Gerade erst hat Sabina Kocot als Akteurin der Soester Theatergruppe Stage noch in „Der Untergang“ Parallelen zwischen der griechischen Tragödie „Die Troerinnen“ zu dem Krieg in der Ukraine gezogen. Nun hat die Realität das Stück abermals eingeholt. Denn exakt das, was ihr Freund Kobi ihr beschrieben hat, wurde hier auf der Bühne thematisiert. Während die Ukraine zwar geografisch weniger weit entfernt ist, liegt Israel ihr jedoch emotional näher. Denn sie hat dort gelebt und gearbeitet, hat immer noch innige Beziehungen zu früheren Weggefährten. Einige von ihnen leben vermutlich schon jetzt nicht mehr. Andere werden nun eingezogen, als Reservisten oder junge Erwachsene, „die einfach nur leben wollen“.

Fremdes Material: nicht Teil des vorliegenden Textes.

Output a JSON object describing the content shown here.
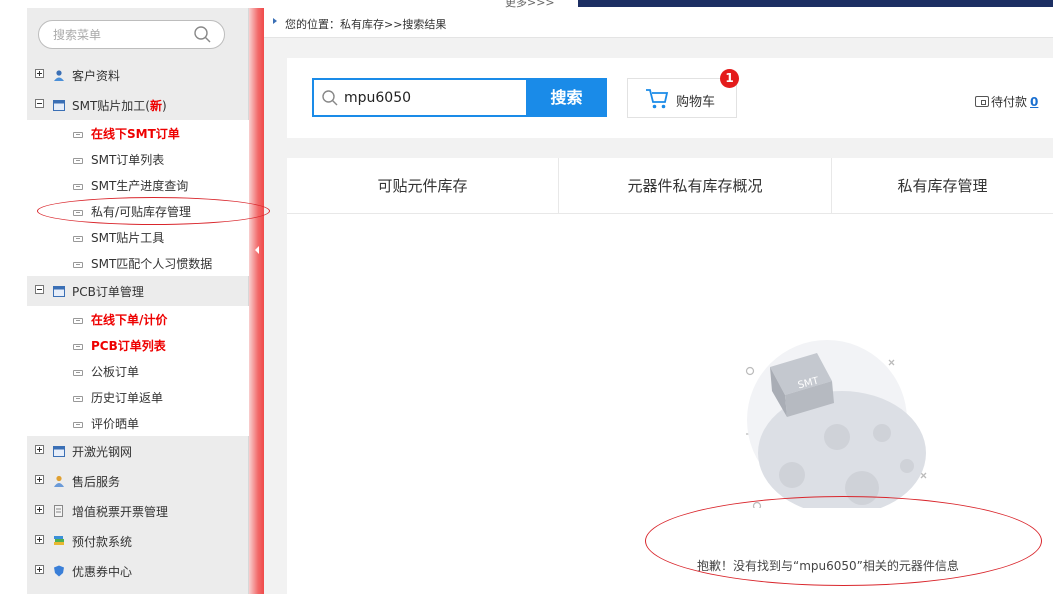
{
  "top": {
    "more_label": "更多>>>"
  },
  "sidebar": {
    "search_placeholder": "搜索菜单",
    "groups": [
      {
        "label": "客户资料"
      },
      {
        "label": "SMT贴片加工(",
        "new_label": "新",
        "suffix": ")",
        "items": [
          {
            "label": "在线下SMT订单"
          },
          {
            "label": "SMT订单列表"
          },
          {
            "label": "SMT生产进度查询"
          },
          {
            "label": "私有/可贴库存管理"
          },
          {
            "label": "SMT贴片工具"
          },
          {
            "label": "SMT匹配个人习惯数据"
          }
        ]
      },
      {
        "label": "PCB订单管理",
        "items": [
          {
            "label": "在线下单/计价"
          },
          {
            "label": "PCB订单列表"
          },
          {
            "label": "公板订单"
          },
          {
            "label": "历史订单返单"
          },
          {
            "label": "评价晒单"
          }
        ]
      },
      {
        "label": "开激光钢网"
      },
      {
        "label": "售后服务"
      },
      {
        "label": "增值税票开票管理"
      },
      {
        "label": "预付款系统"
      },
      {
        "label": "优惠券中心"
      }
    ]
  },
  "breadcrumb": {
    "text": "您的位置：私有库存>>搜索结果"
  },
  "search": {
    "value": "mpu6050",
    "button_label": "搜索"
  },
  "cart": {
    "label": "购物车",
    "badge": "1"
  },
  "pending": {
    "label": "待付款",
    "count": "0"
  },
  "tabs": [
    {
      "label": "可贴元件库存"
    },
    {
      "label": "元器件私有库存概况"
    },
    {
      "label": "私有库存管理"
    }
  ],
  "empty": {
    "box_text": "SMT",
    "message": "抱歉！没有找到与“mpu6050”相关的元器件信息"
  },
  "colors": {
    "accent": "#1a8be8",
    "alert": "#e41c1c",
    "annotation": "#d9262c"
  }
}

Alles begann, als die frühere Münsteranerin vor 40 Jahren im Rahmen ihres Pädagogik-Studiums dort zunächst nach einer ersten kürzeren Reise ihre Zwischendiplomarbeit schrieb, dann ein ganzes Jahr in Israel verbrachte, um an der Uni von Jerusalem zu studieren und ihre Diplomarbeit zu verfassen zum Thema „Das Leben im Kibbuz als Milieu-Therapie für nicht im Kibbuz geborene Jugendliche“. Sprich, es ging darum, wie eingewanderte Jugendliche integriert werden in einem Schmelztiegel aus Juden unterschiedlichster nationaler Herkunft.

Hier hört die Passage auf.